Now it's time to use our quoted propsition above to see that the Galois group is at least of order $(q + 1)q(q - 1)$.
This is enough for me to get the corresponding result on the Galois representation associated to the Drinfeld module $\phi_T$, so we shall stop here.

Ok, after supper, let me fill up the following up arguments.
So now, we see the Galois group of the splitting field $L$ of $f$ over $K$ has degree $\geq (q + 1)q(q - 1)$. Now for the extension $K(\phi[T])/K$, we break it into $K(\phi[T]) / L$ and $L/K$. The remaining mysterious extension is $K(\phi[T]) / L$, yet this is merely adding the $(q-1)$-th root of the roots of $f$ in $K^{\mathrm{alg}}$, so $[K(\phi[T]) : L] \geq q-1$. By the tower formula and the Galois correspondence, we see
$$
\operatorname{Gal}(K(\phi[T])/K) = [K(\phi[T]): K] \geq (q + 1)q(q - 1)^2.
$$
Now comes the essential role that Drinfeld module plays: it provides us with the injection
$$
\overline{\pi_T}: \operatorname{Gal}(K(\phi[T])/K) \hookrightarrow \operatorname{GL}_2(\mathbb{F}_q).
$$
It is then elementary to see that $\#(\operatorname{GL}_2(\mathbb{F}_q))=(q + 1)q(q - 1)^2$. So the monomorphism $\overline{\pi_T}$ is an isomorphism, as desired!

Remarks:

*

*There is still some questions that remains to be answered: the structure of the Galois group $L/K$? Though by the above arguments, we see that $\operatorname{Gal}(L/K)$ is a subgroup of $\operatorname{GL}_2(\mathbb{F}_q)$ of order $(q + 1)q(q - 1)$. But can we settle down the explicit group structure of $\operatorname{Gal}(L/K)$ by merely knowing its order? So may be we can ask: is the subgroup lattice of $\operatorname{GL}_n(\mathbb{F}_q)$ available for us now?

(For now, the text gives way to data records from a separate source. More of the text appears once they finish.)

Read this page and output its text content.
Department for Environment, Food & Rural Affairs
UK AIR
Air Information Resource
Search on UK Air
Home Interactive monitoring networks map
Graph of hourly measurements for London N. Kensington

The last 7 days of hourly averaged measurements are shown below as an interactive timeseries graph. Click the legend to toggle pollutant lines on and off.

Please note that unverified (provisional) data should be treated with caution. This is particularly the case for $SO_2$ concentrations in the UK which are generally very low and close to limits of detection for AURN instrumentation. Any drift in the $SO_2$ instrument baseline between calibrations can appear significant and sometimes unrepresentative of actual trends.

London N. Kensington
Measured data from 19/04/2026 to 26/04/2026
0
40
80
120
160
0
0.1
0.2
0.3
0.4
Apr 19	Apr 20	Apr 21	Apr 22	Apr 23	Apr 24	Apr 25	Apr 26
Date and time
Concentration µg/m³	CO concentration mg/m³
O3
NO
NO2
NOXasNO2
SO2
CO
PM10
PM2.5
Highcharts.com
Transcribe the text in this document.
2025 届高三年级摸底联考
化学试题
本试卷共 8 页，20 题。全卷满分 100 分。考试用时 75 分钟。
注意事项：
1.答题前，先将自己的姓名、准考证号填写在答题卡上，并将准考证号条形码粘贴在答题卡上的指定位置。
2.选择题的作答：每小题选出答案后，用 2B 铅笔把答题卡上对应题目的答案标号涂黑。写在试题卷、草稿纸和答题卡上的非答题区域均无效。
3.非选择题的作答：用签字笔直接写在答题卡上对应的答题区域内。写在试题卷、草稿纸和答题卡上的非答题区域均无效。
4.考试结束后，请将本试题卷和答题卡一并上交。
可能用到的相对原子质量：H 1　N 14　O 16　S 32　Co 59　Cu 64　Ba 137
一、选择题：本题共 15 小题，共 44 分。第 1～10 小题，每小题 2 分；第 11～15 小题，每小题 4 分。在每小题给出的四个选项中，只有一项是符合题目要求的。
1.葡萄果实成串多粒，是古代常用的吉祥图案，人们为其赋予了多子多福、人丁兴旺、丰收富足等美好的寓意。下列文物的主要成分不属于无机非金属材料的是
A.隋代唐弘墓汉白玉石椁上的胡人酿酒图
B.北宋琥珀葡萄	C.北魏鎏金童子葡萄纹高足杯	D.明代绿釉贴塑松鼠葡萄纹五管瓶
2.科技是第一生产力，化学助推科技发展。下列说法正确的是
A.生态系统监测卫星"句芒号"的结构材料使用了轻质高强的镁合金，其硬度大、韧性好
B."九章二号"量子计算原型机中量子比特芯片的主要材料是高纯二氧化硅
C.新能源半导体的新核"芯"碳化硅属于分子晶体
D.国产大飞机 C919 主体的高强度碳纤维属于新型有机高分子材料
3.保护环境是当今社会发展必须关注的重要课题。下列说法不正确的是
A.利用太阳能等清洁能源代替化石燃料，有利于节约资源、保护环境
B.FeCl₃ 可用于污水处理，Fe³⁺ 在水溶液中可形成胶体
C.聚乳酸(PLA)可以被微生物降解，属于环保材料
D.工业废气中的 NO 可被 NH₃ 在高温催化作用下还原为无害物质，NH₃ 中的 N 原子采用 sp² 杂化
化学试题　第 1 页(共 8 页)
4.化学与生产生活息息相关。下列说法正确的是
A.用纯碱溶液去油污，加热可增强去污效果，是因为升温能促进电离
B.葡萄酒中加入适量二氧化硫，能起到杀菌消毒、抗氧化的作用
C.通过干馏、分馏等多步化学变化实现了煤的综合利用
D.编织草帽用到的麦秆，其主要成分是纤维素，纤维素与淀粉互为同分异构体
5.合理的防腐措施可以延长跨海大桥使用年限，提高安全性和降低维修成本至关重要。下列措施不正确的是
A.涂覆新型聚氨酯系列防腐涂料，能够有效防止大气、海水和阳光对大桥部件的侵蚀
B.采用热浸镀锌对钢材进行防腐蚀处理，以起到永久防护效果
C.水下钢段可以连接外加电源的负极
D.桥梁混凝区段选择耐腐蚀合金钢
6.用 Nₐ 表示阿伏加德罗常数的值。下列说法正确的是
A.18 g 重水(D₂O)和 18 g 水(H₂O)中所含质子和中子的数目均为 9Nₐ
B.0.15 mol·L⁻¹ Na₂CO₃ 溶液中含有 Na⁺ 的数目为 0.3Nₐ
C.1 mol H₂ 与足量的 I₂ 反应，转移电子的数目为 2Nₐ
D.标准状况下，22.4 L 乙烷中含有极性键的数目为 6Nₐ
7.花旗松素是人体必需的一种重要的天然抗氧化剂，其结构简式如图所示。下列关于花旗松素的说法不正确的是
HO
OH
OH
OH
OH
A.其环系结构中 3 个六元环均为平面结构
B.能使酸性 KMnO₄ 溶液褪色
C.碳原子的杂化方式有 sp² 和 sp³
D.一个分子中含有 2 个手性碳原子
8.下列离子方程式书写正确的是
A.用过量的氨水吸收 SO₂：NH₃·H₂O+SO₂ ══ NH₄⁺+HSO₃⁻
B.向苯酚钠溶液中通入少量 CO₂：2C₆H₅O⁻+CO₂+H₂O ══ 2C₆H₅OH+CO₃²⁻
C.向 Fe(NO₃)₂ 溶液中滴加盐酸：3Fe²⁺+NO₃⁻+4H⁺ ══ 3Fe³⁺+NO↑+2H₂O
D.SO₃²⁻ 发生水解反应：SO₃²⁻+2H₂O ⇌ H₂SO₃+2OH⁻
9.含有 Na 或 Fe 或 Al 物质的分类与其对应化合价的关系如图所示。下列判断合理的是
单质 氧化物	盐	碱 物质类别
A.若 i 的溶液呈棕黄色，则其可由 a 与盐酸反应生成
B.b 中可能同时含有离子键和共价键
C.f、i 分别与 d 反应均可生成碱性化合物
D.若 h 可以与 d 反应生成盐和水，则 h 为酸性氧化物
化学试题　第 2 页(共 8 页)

*Here we have an example showing that $\pi_T$ is surjective. But it seems that verifying an example of nonsurjective $\psi_T$ (for example, given in the post in the question part) is even more chanllenging. The main obstruction for me is that all the above arguments relies on counting, but for non-surjective $\pi_T$, getting a lower bound of $[L:K]$ that is strictly less than $\#(\operatorname{GL}_2(\mathbb{F}_q))$ does NOT help!
So I still get stuck here for the case $\psi_T$. ....
So maybe I should post another post in this site for the above questions in the remark, i.e.

*

*Describe the subgroup lattice of $\operatorname{GL}_n(\mathbb{F}_q)$ (or even for other reductive groups over finite fields)?

*The nonsurjective $\pi_T$ given by the Drinfeld module $\psi_T$.

Thank you all for paying attention to this post and providing encouraging helps!! :)